Donga era mestre em incontáveis adaptações de temas populares, desde pelo menos o “primeiro samba” “Pelo telefone” em 1917. “Sai Exu” era tema assinado por ele, classificado como “jongo”, tirado do repertório d’Os Oito Batutas e com eles gravado em 1928 pelo ex-crooner da Orquestra Típica Pixinguinha-Donga, Benício Barbosa (no mesmo ano em que também lançou o samba “Candomblé”, de Dario Ferreira). Além do refrão “Vamos saravá”, a letra diz: “Tenho o corpo fechado pra receber o que vié / Pode mandá pra cima de mim teu sujo candomblé” e “Pode fazê despacho com cabeça de urubu / Hei de sair à rua gritando sempre sai exu”. De fato, a relação dos rituais afrobrasileiros com o samba era íntima, desde pelo menos os batuques da casa de Tia Ciata, frequentada por Donga e Sinhô, e tudo que ela trouxe da Bahia – maior concentração de pretos no país que mais recebeu africanos escravizados.



Texto e gravação retirados do site Goma-Laca, disponível em <http://www.goma-laca.com/portfolio/as-mais-antigas-gravacoes-de-temas-afrobrasileiros/>. Indicação do pesquisador Carlos Primati.

Em 1966 os compositores Baden Powell e Vinicius de Moraes lançam o disco "Os Afro-Sambas". Comenta o próprio Vinicius, na contra-capa do LP:
Essas antenas que Baden tem ligadas para a Bahia e, em última instância, para a África, permitiram-lhe realizar um novo sincretismo , carioquizar, dentro do espírito samba moderno, o candomblé afro-brasileiro, dando-lhe ao mesmo tempo uma dimensão mais universal. Quando Roberto Quartin nos procurou interessado em gravar esta série, combinamos com o jovem e talentoso produtor que o disco seria feito com um máximo de liberdade criadora e um mínimo de interesse comercial.Não nos interessava fazer um disco “bem feito” do ponto de vista artesanal, mas sim espontâneo, buscando a transmissão simples do que queriam nossos sambas dizer. Gravaríamos, inclusive, faixas mais longas do que gostam os homens de rádio e consequentemente a maior parte dos nossos intérpretes. E Embora não sejamos cantores, no sentido profissional da palavra, preferimos gravá-los nós mesmos a entregá-los a cantores e cantoras que realmente distorcem a melodia e o ritmo das canções em benefício de seu modo comercial de cantar ou de suas deformações profissionais adquiridas no sucesso efêmero junto a um público menos exigente.

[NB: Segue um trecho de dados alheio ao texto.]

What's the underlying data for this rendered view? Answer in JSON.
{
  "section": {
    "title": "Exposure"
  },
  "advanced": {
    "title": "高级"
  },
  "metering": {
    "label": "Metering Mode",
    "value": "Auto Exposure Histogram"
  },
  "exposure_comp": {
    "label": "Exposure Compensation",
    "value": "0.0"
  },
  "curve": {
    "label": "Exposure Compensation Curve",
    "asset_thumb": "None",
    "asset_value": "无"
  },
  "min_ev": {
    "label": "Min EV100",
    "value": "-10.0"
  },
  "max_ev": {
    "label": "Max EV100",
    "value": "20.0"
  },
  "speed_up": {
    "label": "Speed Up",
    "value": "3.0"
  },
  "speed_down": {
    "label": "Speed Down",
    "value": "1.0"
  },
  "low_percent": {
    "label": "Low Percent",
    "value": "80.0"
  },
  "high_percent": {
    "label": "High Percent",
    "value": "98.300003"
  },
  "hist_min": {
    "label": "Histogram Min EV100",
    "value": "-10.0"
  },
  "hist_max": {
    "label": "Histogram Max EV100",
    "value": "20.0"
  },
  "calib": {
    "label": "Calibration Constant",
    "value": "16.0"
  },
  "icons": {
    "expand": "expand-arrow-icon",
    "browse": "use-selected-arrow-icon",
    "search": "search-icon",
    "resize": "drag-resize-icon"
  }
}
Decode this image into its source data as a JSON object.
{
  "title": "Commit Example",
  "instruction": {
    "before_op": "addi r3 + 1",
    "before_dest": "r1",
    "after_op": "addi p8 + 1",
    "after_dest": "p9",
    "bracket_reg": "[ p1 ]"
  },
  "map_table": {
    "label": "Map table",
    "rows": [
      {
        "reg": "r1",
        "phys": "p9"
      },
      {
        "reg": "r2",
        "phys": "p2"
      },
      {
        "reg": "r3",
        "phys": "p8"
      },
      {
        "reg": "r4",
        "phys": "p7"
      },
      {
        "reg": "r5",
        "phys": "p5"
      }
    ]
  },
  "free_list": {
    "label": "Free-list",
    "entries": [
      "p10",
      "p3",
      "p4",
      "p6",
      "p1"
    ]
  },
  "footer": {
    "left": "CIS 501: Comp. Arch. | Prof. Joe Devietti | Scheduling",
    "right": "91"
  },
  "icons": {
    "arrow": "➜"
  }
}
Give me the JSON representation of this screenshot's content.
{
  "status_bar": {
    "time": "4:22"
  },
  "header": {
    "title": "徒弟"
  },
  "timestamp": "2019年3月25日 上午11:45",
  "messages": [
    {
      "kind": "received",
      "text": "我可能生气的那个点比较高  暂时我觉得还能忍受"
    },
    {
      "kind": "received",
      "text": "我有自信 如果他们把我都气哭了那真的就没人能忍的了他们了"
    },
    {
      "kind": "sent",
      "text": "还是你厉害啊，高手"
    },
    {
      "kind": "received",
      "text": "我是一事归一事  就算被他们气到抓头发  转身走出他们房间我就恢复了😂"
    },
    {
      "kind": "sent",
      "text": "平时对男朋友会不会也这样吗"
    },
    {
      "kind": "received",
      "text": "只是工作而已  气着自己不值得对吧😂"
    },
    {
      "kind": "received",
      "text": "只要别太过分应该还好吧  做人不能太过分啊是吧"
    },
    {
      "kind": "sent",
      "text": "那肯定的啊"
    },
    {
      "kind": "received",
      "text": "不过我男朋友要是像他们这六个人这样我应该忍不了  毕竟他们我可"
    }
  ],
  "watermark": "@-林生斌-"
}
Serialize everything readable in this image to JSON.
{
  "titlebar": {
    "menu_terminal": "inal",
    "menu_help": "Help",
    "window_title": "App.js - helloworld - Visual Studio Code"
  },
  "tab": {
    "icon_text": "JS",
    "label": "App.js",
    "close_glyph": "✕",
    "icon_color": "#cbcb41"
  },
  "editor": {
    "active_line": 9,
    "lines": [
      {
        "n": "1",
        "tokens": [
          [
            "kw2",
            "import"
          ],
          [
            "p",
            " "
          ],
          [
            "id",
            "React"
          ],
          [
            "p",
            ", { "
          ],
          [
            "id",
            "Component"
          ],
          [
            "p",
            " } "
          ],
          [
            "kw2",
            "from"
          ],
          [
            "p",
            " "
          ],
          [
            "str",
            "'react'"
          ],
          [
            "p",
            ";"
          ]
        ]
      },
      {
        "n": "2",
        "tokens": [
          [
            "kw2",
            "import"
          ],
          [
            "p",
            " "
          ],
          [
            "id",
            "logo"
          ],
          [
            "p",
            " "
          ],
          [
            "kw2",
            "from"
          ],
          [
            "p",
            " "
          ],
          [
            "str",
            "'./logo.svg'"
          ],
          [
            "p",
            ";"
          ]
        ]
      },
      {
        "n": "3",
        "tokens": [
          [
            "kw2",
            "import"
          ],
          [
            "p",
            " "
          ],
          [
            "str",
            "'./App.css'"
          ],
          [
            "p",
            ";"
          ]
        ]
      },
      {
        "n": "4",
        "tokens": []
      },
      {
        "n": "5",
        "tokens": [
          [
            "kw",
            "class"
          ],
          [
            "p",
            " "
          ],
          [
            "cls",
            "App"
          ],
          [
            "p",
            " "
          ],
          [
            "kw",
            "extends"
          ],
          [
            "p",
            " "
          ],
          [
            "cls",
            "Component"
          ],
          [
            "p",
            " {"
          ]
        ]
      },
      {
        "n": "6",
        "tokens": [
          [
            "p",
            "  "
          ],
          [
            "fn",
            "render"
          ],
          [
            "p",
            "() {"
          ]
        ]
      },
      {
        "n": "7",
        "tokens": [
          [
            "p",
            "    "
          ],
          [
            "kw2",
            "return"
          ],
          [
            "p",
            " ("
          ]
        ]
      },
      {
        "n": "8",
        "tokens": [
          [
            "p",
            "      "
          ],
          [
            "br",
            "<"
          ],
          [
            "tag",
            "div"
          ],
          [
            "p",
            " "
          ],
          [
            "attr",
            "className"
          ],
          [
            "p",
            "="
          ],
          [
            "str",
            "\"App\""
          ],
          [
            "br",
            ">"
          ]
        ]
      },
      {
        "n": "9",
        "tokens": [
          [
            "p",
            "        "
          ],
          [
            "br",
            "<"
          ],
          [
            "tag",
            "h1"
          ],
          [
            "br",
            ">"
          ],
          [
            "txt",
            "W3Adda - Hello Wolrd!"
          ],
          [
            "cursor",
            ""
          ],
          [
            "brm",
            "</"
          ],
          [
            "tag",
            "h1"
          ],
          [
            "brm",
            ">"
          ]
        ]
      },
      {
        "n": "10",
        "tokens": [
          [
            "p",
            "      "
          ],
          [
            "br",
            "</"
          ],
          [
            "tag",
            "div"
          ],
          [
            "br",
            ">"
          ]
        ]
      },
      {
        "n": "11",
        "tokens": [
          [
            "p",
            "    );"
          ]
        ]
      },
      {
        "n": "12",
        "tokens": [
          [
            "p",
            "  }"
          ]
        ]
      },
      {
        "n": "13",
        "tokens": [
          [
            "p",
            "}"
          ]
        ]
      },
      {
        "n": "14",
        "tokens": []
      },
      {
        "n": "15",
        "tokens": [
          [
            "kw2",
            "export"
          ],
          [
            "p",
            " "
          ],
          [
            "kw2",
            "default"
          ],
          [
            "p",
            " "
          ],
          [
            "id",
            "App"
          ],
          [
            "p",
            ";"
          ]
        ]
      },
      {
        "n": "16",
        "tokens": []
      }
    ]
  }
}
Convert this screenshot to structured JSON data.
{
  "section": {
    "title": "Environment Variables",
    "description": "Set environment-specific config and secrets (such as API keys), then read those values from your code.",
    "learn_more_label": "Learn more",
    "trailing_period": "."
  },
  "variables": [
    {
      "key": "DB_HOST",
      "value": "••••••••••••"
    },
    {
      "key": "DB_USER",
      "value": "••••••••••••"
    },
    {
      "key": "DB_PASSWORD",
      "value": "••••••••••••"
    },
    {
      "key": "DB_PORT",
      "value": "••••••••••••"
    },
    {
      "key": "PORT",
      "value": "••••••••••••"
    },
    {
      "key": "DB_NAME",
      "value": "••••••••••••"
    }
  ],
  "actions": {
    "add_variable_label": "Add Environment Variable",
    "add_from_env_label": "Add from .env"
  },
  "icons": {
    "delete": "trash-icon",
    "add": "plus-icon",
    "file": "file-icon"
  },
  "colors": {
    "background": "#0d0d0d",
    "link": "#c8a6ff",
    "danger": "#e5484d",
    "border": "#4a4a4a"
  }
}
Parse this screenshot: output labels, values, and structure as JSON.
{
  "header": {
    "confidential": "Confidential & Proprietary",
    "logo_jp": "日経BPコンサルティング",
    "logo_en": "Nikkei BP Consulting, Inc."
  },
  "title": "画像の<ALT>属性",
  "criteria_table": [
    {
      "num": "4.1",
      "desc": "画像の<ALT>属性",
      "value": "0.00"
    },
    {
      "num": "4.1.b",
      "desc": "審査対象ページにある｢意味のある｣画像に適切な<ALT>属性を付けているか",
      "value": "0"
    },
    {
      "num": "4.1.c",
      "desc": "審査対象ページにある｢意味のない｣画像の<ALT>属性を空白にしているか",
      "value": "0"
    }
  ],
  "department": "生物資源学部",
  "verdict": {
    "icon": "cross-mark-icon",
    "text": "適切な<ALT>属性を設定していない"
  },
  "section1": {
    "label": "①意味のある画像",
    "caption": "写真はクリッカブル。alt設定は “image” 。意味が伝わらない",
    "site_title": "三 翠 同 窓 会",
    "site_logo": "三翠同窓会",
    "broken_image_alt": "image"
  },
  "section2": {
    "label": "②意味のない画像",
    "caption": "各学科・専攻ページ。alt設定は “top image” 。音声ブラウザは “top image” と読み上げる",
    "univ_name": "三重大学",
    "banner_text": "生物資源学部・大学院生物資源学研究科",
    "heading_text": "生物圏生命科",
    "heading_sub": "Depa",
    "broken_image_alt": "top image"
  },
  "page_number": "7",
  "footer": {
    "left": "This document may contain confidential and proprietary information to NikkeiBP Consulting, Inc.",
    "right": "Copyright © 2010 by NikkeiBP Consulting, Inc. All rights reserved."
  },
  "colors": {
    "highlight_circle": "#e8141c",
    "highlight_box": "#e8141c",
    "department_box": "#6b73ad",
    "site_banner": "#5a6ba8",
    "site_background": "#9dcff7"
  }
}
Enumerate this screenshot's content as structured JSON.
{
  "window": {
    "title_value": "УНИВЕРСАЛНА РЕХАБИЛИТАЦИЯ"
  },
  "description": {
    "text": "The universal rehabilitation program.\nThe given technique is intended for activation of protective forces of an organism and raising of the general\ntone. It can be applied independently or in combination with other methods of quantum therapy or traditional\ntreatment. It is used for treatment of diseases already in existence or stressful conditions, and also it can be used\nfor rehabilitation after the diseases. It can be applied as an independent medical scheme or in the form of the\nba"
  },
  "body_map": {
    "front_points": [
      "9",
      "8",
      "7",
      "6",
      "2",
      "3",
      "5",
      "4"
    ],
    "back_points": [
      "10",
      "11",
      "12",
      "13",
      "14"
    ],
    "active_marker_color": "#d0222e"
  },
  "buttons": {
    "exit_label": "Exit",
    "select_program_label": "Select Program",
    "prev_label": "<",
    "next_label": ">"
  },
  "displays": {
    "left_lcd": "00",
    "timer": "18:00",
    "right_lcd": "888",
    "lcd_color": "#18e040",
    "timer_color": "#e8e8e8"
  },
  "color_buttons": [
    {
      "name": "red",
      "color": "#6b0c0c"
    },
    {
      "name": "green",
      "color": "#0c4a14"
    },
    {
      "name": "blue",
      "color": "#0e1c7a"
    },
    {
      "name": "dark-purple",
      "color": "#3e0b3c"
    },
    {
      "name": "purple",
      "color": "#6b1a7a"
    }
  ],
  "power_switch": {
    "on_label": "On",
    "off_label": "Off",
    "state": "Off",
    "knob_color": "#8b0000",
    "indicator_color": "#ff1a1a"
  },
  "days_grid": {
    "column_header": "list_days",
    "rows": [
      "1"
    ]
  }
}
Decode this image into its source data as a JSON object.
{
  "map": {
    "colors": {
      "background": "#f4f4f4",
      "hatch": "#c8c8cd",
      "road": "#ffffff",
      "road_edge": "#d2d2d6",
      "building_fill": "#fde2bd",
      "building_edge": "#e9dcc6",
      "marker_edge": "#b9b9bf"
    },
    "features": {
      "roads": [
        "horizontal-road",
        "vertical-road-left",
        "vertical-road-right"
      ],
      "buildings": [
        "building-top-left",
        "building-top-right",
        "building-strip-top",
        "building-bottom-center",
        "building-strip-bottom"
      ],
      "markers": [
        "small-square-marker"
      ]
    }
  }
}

Assim estamos certos de que, pelo menos, gravamos uma matriz simples e correta, sem modismos nem sofisticações.



A banda Metá Metá surgiu em 2011, composta pelo multi-artista Kiko Dinucci, a cantora Juçara Marçal e o saxofonista Thiago França. "Exu" é a faixa que abre o segundo álbum da banda, intitulado "MetaL MetaL", que pode ser baixado gratuitamente no site de Kiko Dinucci.


O cantor Itamar Assumpção (1949-2003) era bisneto de angolanos feitos escravos e criado no candomblé. Suas músicas mesclavam diferentes gêneros musicais e abordavam diversos temas, das críticas sociais ao imaginário religioso afro-brasileiro. "Zé Pelintra" é uma faixa de seu quarto disco, "Intercontinental! Quem Diria! Era Só o Que Faltava!!!", o único lançado por uma grande gravadora.